I nodded. “Circa 2150.”
“How long have you known?”
I shrugged, thinking back. “Two months? About?”
She sighed, audibly. “I didn’t think I would get this close.”
She let that hang, long enough that I felt compelled to take charge, something new for me around her. I stood.
“I’m going to pay for these. You want to go grab a cup of coffee?” She nodded. The stiff leather of the shoes strained against my feet in ways that did not say proper fit. I ignored it. “You okay?” She nodded again, quite unconvincingly. I abandoned my own shoe
s to pay for these uncomfortable ones. The five hundred forty dollars it cost me to wear them out seemed a reasonable sacrifice.
We walked in silence a block and a half to a café. Over a latte and a chai, I prompted her. “I haven’t seen you in a while,” I said.
“I haven’t seen you in eight years,” she replied.
Unexpected, but unsurprising. “Why now?” I asked simply.
“Because I owe you some apologies, and I don’t think…” She stopped there, and turned away. I gave her a moment, as she regained her composure by focusing on her latte. She blew on it, sipped it, and said into it, “Do you know how difficult time travel is?”

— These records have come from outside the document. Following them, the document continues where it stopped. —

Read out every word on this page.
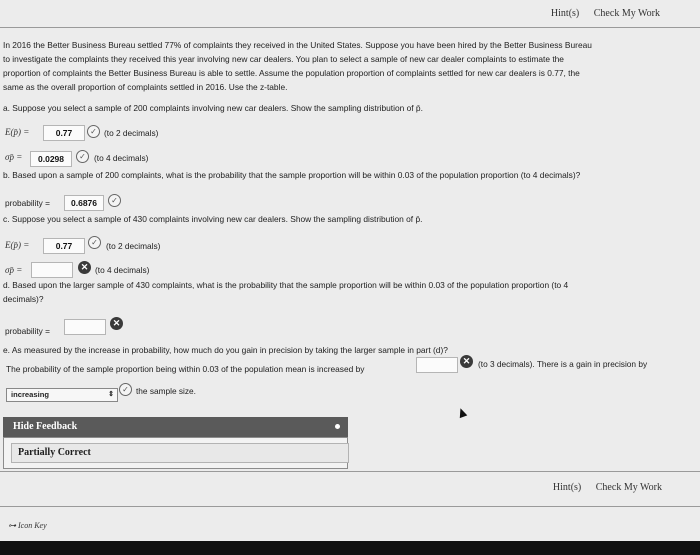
Hint(s) Check My Work
In 2016 the Better Business Bureau settled 77% of complaints they received in the United States. Suppose you have been hired by the Better Business Bureau
to investigate the complaints they received this year involving new car dealers. You plan to select a sample of new car dealer complaints to estimate the
proportion of complaints the Better Business Bureau is able to settle. Assume the population proportion of complaints settled for new car dealers is 0.77, the
same as the overall proportion of complaints settled in 2016. Use the z-table.
a. Suppose you select a sample of 200 complaints involving new car dealers. Show the sampling distribution of p̄.
E(p̄) =	0.77	✓ (to 2 decimals)
σp̄ =	0.0298	✓ (to 4 decimals)
b. Based upon a sample of 200 complaints, what is the probability that the sample proportion will be within 0.03 of the population proportion (to 4 decimals)?
probability =	0.6876	✓
c. Suppose you select a sample of 430 complaints involving new car dealers. Show the sampling distribution of p̄.
E(p̄) =	0.77	✓ (to 2 decimals)
σp̄ =	✕ (to 4 decimals)
d. Based upon the larger sample of 430 complaints, what is the probability that the sample proportion will be within 0.03 of the population proportion (to 4
decimals)?
probability =
✕
e. As measured by the increase in probability, how much do you gain in precision by taking the larger sample in part (d)?
The probability of the sample proportion being within 0.03 of the population mean is increased by
✕ (to 3 decimals). There is a gain in precision by
increasing	⇕
✓ the sample size.
Hide Feedback
Partially Correct
Hint(s) Check My Work
⊶ Icon Key
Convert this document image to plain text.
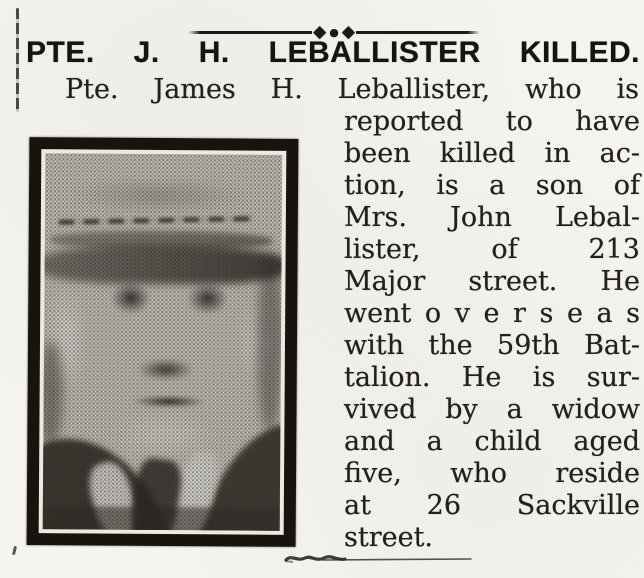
◆ ● ◆
PTE. J. H. LEBALLISTER KILLED.
Pte. James H. Leballister, who is
reported to have
been killed in ac-
tion, is a son of
Mrs. John Lebal-
lister, of 213
Major street. He
went o v e r s e a s
with the 59th Bat-
talion. He is sur-
vived by a widow
and a child aged
five, who reside
at 26 Sackville
street.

“Sort of,” I admitted. “I’ve only done it a couple dozen times, but it does take the wind of me most days.”
“That’s not what I mean,” she said. “Yes, it is taxing, physically, emotionally. I’m asking how much you know about the mechanics.”
“Nothing. You never told me. I never asked. I assumed I would find out when I was ready, to protect the space-time continuum or something.”
She laughed softly at that. “Space-Time takes care of herself just fine. That was always just about keeping you innocent. That part of your life is over, I’m sorry to say.” She looked up. “Time travel is technologically, mechanically, extremely difficult. Setting up the field is child’s play. Riding it is another thing entirely. Have you ever wondered why my visits to you were always non-sequential from your point of view? Or why my ages varied to the tune of about fifteen years? Aiming a time travel field is a desperately imprecise science. Do you want to guess what the margin of error is for a typical jump?”